Balancer Labs, the corporate entity behind the Balancer exchange, is shutting down. Its CEO and co-founder, Fernando Martinelli, announced the decision, attributing it to a major exploit in November.
That incident saw attackers drain around $128 million from users. Martinelli stated the hack “created real and ongoing legal exposure” for the firm. He concluded “Balancer Labs, as a corporate entity, has become a liability rather than an asset to the protocol’s future.”
The Balancer protocol itself will continue operating under its DAO and Foundation. This follows a wave of shutdowns impacting other DeFi projects like Tally, Step Finance, and Parsec. Many cited funding challenges and market misalignment.
The November exploit was described by security firm BlockSec as “a highly sophisticated exploit.” It caused a sharp decline in the protocol’s deposits from $775 million before the hack to around $154 million recently.

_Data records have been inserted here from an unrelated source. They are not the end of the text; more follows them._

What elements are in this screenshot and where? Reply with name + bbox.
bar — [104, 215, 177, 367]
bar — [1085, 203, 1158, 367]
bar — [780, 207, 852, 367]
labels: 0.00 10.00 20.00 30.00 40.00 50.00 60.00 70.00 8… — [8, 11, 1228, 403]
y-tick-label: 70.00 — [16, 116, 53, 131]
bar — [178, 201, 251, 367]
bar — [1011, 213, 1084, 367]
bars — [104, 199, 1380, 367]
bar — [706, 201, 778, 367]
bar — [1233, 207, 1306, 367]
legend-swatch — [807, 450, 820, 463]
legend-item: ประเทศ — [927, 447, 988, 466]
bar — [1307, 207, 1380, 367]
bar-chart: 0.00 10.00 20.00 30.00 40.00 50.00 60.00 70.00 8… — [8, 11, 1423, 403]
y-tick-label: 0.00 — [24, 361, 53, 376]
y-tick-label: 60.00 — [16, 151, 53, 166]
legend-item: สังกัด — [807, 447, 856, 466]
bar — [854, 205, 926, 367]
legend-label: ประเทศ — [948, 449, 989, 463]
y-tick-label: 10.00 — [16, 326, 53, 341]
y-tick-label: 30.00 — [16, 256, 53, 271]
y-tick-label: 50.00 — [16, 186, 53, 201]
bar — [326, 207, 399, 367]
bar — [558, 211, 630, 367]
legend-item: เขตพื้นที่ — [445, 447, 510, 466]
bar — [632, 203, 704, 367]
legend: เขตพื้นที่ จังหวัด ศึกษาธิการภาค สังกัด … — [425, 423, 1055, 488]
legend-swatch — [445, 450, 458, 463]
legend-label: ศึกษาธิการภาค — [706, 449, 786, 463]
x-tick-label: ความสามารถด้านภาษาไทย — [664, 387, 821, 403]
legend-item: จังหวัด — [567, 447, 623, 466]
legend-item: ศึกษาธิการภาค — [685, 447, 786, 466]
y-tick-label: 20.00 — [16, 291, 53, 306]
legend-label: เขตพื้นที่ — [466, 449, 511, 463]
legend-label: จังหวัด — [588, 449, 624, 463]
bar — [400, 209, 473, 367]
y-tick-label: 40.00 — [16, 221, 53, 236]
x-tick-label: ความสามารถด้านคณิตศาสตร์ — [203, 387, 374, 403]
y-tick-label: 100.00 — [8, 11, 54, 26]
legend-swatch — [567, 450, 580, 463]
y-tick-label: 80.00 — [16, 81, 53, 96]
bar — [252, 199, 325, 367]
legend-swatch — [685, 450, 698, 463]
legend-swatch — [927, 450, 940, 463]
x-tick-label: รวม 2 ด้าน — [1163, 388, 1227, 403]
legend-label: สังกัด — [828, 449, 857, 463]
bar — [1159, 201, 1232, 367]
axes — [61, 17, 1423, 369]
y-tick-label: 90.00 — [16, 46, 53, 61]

Martinelli said he considered ending support entirely but noted the protocol still generates revenue. “Over the last three months, Balancer generated over $1 million in total fees annualised,” he said. Essential team members may join a new entity called Balancer OpCo after a vote.
New emissions of BAL tokens will cease, and all protocol fees will be routed to the DAO treasury. Those funds will be used to buy back BAL tokens on the open market. Martinelli framed this as offering a fair exit for skeptical holders while clearing an investment overhang.